The mosquito-born Zika virus may be responsible for an increase in birth defects in U.S. states and territories even in women who had no lab evidence of Zika exposure during pregnancy, U.S. health officials said on Thursday.
Areas in which the mosquito-borne virus has been circulating, including Puerto Rico, southern Florida and part of south Texas, saw a 21 percent rise in birth defects strongly linked with Zika in the last half of 2016 compared with the first half of that year, the U.S. Centers for Disease Control and Prevention said in its weekly report on death and disease.
Researchers said it was not clear if the increase was due to local transmission of Zika alone or if there were other contributing factors.
The Zika outbreak was first detected in Brazil in 2015 and spread through the Americas. It has been linked to thousands of suspected cases of microcephaly, a rare birth defect marked by unusually small head size, eye abnormalities and nerve damage resulting in joint problems and deafness.
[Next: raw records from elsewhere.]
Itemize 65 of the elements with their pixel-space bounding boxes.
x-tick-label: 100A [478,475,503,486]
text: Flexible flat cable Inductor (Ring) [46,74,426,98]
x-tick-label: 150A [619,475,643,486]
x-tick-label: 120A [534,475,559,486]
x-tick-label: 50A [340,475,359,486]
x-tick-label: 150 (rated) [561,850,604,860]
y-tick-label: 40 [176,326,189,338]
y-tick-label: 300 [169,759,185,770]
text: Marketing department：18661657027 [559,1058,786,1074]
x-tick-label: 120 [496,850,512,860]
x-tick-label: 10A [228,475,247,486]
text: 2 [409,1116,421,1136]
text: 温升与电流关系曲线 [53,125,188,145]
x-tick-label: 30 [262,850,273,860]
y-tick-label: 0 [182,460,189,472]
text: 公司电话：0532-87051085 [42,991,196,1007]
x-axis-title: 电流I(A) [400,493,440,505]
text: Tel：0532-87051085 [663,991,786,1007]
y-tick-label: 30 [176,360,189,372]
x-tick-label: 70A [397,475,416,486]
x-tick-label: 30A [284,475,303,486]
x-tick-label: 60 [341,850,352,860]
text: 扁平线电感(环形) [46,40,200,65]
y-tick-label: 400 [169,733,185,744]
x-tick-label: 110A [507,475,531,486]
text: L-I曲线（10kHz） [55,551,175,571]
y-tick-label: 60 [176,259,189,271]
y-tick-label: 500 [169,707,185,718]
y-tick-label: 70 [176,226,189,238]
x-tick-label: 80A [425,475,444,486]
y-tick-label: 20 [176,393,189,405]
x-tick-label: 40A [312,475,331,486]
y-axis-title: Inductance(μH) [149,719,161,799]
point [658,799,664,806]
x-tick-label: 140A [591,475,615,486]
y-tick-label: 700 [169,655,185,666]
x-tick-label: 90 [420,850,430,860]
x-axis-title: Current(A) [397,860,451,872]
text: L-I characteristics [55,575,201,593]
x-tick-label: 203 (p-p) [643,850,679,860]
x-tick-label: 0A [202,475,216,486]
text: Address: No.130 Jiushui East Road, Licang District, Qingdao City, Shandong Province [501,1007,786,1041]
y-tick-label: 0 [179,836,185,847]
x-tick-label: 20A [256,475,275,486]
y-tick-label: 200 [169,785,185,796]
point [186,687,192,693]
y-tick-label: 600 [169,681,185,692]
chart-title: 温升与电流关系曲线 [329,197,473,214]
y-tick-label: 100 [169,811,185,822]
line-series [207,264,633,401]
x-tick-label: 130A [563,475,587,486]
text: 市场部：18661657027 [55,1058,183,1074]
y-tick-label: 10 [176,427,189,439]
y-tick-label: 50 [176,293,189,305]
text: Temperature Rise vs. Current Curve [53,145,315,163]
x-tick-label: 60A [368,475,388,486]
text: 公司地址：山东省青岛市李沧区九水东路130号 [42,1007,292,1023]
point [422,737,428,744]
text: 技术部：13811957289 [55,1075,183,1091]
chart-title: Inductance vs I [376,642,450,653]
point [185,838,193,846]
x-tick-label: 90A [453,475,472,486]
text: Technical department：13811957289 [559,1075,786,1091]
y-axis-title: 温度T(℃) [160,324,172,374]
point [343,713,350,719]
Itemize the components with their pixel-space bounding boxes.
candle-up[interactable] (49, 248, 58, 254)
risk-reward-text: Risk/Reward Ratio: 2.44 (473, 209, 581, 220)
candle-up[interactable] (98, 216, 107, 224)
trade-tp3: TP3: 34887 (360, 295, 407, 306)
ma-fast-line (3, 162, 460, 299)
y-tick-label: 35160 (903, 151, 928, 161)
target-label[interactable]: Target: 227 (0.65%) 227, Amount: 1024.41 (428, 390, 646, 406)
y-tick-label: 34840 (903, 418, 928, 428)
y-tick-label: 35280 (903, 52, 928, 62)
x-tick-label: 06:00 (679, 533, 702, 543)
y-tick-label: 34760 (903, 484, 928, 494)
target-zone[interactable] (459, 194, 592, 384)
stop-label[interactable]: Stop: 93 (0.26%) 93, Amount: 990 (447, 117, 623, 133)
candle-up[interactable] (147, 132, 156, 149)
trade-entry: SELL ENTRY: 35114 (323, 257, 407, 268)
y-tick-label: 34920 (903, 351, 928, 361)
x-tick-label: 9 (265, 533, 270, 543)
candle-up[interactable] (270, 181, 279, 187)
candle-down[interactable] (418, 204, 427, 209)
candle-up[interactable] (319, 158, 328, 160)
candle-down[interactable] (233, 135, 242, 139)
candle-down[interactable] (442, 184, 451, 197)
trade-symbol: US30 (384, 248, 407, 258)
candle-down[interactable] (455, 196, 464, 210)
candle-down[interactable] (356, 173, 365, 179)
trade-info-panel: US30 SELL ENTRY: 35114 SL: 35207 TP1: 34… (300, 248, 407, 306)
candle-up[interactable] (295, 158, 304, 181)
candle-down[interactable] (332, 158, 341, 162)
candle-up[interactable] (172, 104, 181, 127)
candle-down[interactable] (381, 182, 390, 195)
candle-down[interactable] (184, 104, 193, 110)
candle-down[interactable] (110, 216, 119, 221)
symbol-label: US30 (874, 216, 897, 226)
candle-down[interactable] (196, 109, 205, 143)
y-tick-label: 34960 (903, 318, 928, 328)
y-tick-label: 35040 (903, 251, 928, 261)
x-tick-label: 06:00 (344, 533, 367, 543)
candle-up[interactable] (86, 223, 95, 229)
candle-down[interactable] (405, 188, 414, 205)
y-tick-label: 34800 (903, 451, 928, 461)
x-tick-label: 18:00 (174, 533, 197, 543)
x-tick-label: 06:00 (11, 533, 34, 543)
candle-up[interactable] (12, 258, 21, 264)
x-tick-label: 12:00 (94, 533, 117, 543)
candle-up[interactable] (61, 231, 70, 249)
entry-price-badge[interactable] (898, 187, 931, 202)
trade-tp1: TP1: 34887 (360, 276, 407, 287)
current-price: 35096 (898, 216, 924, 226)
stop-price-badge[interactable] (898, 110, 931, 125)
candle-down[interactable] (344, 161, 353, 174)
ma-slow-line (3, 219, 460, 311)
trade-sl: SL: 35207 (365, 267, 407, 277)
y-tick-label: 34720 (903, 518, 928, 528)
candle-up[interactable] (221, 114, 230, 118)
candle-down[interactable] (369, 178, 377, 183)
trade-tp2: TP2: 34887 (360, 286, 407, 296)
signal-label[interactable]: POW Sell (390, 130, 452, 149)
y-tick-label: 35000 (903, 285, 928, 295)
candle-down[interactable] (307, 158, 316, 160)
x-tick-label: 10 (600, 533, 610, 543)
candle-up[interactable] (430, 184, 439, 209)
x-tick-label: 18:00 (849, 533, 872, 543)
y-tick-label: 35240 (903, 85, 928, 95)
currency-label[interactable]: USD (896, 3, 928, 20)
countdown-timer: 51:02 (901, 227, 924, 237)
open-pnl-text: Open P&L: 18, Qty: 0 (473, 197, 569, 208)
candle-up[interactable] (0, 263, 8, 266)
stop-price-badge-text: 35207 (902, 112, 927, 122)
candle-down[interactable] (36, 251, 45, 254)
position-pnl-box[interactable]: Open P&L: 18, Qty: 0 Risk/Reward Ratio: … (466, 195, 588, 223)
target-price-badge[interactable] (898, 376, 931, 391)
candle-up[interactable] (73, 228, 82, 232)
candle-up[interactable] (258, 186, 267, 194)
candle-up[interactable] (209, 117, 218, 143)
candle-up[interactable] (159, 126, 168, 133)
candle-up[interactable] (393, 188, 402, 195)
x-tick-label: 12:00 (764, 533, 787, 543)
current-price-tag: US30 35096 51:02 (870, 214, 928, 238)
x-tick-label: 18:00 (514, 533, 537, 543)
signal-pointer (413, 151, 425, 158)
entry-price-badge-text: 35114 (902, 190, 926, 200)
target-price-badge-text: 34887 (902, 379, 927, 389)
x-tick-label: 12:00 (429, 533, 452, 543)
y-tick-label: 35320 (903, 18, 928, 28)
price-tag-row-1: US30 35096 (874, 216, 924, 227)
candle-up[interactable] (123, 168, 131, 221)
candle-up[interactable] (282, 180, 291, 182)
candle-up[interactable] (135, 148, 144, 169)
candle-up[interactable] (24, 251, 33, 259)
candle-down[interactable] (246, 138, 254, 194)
For the report, the CDC examined existing birth defect reporting systems in 14 U.S. states and Puerto Rico to look for birth defects possibly associated with Zika.
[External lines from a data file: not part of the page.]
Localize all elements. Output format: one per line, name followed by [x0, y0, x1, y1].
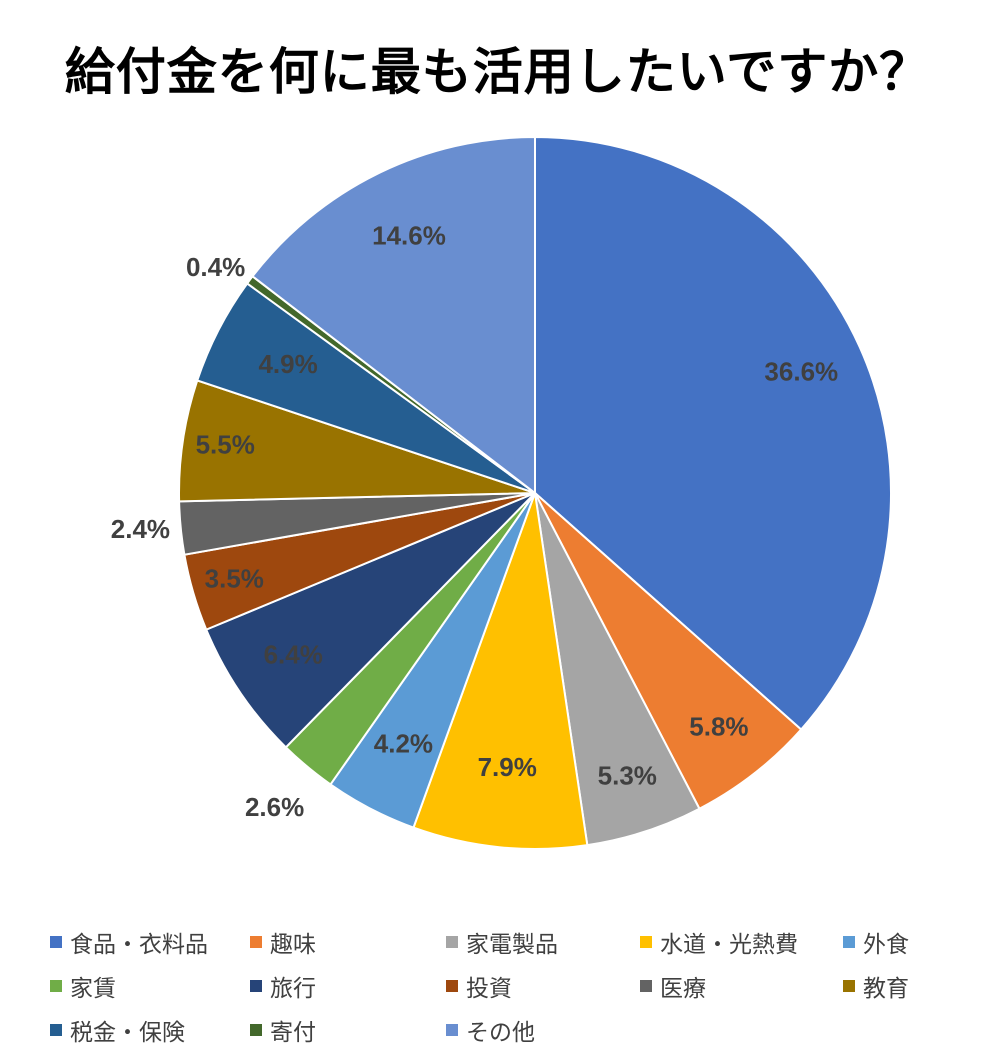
data-label-12: 0.4%: [186, 252, 245, 282]
pie-slice-4: [412, 492, 589, 850]
pie-slice-1: [534, 135, 892, 731]
pie-slices: [178, 135, 892, 850]
data-label-3: 5.3%: [598, 760, 657, 790]
data-label-9: 2.4%: [111, 514, 170, 544]
data-label-4: 7.9%: [478, 752, 537, 782]
data-label-11: 4.9%: [258, 349, 317, 379]
pie-slice-2: [534, 492, 803, 811]
pie-slice-13: [251, 135, 536, 496]
data-label-7: 6.4%: [264, 639, 323, 669]
chart-title: 給付金を何に最も活用したいですか？: [64, 43, 931, 101]
data-label-13: 14.6%: [372, 220, 446, 250]
data-label-1: 36.6%: [764, 356, 838, 386]
data-label-2: 5.8%: [689, 712, 748, 742]
data-label-6: 2.6%: [245, 792, 304, 822]
data-label-10: 5.5%: [196, 429, 255, 459]
data-label-8: 3.5%: [205, 564, 264, 594]
pie-data-labels: 36.6% 5.8% 5.3% 7.9% 4.2% 2.6% 6.4% 3.5% 2.4% 5.5…: [111, 220, 838, 822]
pie-slice-7: [204, 492, 536, 749]
data-label-5: 4.2%: [374, 728, 433, 758]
They divided these areas into three groups: places with local Zika transmission, places with higher levels of travel-associated Zika, and places with lower rates of travel-related Zika.
Overall, they found three cases of birth defects potentially related to Zika per 1,000 live births out of 1 million births in 2016, about the same as the prior reporting period in 2013-2014.
When they looked specifically in areas with local Zika transmission and looked only at birth defects most strongly linked with Zika, they saw an increase.
"We saw this significant 21 percent increase in the birth defects most strongly linked to Zika in parts of the U.S. that had local transmission of Zika," Peggy Honein, an epidemiologist and chief of the CDC's Birth Defects Branch, said in a telephone interview. "The only area where we saw this increase was in the jurisdictions that had local transmission."
CDC researchers anticipate another increase in possible Zika-related birth defects when 2017 data are analyzed because many pregnant women exposed to Zika in late 2016 gave birth in 2017.